In a recent post — My Own Crossroads — on his fairly new blog AtlCrossroads, Michael Mumper finds that the divergences and crossroads about which he writes — the need for us all to come together in crafting good public policy — can apply to his personal life too. Along the way, he gives me and a few others nice shout outs:

But taking a lesson from writers Maria Saporta in Atlanta, Bill Dawers in Savannah, and Jason Pye in Covington, we’re more than one-track people, and it might be good for us every once in a while to acknowledge some other interests, challenges, strivings and victories.

Over at Peach Pundit, Charlie Harper has lately made a couple of introspective posts connecting the public and the personal: My Award Is Your Award and Two Anniversaries. In the latter post, he writes compellingly about the transition from anonymous blogger to named blogger:

I had assumed that would be the end of my writing, as people were paying attention to this mystery character because someone had decided I was an influential insider and I did nothing to change that perception. Once revealed as a nobody and a public failure, I assumed there would be no interest in anyone reading, or my continuing. Luckily, I was wrong, and instead, I became busier. Three years later I’m now the editor of Peach Pundit, have a daily column appearing in print media, and make occasional appearances on radio and TV.

Compelling ideas, clear and concise writing, and finding ways to make oneself heard without shouting — those qualities are a lot more important for serious bloggers than political connections, educational backgrounds, or job histories.

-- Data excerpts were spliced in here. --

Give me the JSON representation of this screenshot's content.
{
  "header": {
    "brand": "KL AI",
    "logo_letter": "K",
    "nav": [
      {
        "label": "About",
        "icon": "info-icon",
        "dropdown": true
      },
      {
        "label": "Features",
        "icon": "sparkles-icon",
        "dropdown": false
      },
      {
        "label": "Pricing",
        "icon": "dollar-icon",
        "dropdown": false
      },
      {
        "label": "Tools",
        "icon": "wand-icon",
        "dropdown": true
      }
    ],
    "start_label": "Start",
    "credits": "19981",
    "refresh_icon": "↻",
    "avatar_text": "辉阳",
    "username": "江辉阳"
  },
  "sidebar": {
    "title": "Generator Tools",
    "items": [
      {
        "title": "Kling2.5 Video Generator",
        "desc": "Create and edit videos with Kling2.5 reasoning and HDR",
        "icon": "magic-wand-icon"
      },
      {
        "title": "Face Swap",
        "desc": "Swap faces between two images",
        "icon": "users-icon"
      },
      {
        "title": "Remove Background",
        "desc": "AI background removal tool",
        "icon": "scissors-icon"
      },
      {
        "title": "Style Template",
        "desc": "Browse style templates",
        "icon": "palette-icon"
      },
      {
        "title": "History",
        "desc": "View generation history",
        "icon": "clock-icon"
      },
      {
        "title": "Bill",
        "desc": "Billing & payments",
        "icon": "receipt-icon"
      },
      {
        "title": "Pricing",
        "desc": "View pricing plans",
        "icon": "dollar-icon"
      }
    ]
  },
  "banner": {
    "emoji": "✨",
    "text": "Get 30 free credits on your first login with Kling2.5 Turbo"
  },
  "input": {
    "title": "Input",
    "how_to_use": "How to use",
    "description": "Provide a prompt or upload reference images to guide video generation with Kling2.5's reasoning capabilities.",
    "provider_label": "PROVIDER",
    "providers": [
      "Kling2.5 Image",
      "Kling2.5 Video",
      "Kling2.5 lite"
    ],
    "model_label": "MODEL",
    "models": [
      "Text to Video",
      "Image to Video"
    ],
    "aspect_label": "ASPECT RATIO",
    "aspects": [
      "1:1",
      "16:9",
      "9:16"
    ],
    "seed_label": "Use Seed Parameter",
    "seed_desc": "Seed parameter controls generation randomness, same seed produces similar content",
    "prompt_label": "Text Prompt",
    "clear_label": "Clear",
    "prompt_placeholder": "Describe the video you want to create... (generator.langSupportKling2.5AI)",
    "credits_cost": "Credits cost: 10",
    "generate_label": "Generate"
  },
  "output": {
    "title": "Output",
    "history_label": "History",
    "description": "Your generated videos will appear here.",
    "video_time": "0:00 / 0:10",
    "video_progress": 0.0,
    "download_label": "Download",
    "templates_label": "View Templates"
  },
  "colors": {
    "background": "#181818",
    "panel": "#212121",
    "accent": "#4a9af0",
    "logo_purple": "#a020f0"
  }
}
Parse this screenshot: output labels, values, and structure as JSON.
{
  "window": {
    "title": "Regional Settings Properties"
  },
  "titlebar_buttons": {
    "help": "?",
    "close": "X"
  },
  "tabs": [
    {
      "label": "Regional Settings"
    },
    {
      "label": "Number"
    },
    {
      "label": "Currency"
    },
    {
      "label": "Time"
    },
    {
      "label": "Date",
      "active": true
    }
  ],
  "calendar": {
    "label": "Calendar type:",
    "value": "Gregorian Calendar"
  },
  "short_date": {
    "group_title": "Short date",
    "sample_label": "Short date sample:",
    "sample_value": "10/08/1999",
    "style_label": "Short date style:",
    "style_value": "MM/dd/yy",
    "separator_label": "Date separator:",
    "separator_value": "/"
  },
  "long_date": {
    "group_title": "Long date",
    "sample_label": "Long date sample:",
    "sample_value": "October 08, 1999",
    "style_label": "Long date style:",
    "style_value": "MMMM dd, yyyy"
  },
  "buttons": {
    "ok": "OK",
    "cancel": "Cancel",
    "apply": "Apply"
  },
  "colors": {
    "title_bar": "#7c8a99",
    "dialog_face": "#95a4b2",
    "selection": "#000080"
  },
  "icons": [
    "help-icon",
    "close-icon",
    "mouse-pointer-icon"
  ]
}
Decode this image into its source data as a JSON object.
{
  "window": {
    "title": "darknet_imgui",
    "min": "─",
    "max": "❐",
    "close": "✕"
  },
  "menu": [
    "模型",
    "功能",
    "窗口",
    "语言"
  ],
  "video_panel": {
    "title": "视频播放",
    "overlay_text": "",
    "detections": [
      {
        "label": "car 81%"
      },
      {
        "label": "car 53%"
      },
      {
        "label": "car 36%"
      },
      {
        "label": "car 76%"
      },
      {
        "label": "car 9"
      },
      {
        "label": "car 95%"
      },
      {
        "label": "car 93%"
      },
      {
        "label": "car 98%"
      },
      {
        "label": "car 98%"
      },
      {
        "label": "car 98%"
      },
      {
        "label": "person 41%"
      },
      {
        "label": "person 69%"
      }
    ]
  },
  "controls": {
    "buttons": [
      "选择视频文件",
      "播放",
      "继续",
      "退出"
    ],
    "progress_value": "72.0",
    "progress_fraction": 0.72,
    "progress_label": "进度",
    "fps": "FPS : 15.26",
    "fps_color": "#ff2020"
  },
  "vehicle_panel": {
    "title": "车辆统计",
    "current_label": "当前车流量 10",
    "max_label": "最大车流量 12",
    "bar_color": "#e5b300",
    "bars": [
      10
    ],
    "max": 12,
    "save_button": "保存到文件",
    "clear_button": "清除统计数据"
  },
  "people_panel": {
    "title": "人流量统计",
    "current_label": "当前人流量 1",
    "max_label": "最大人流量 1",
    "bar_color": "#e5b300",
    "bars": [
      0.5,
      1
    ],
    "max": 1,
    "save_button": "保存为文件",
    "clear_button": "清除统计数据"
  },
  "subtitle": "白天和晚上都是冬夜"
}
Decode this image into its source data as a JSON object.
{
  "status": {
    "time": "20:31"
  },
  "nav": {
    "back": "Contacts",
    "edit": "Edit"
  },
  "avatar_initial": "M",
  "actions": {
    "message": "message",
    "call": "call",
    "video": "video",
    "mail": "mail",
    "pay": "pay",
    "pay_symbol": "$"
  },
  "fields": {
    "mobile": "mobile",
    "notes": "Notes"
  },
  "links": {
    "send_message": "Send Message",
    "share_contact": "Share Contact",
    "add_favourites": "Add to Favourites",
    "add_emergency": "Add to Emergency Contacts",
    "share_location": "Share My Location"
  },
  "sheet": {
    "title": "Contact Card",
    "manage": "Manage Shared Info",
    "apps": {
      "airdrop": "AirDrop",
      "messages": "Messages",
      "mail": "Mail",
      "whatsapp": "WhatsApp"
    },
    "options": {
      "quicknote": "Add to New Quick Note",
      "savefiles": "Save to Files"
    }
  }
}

I occasionally tell my writing students at Armstrong that writers are like chefs — they’re both constantly judged and their education is irrelevant if consumers feel like they’re getting a quality product.

As Michael Mumper says, “We’re more than one-track people.” We are not forced to narrow our interests, our beliefs, and our circles as we get older — we can expand them. We don’t have to see a clear goal before we launch ourselves into a new project.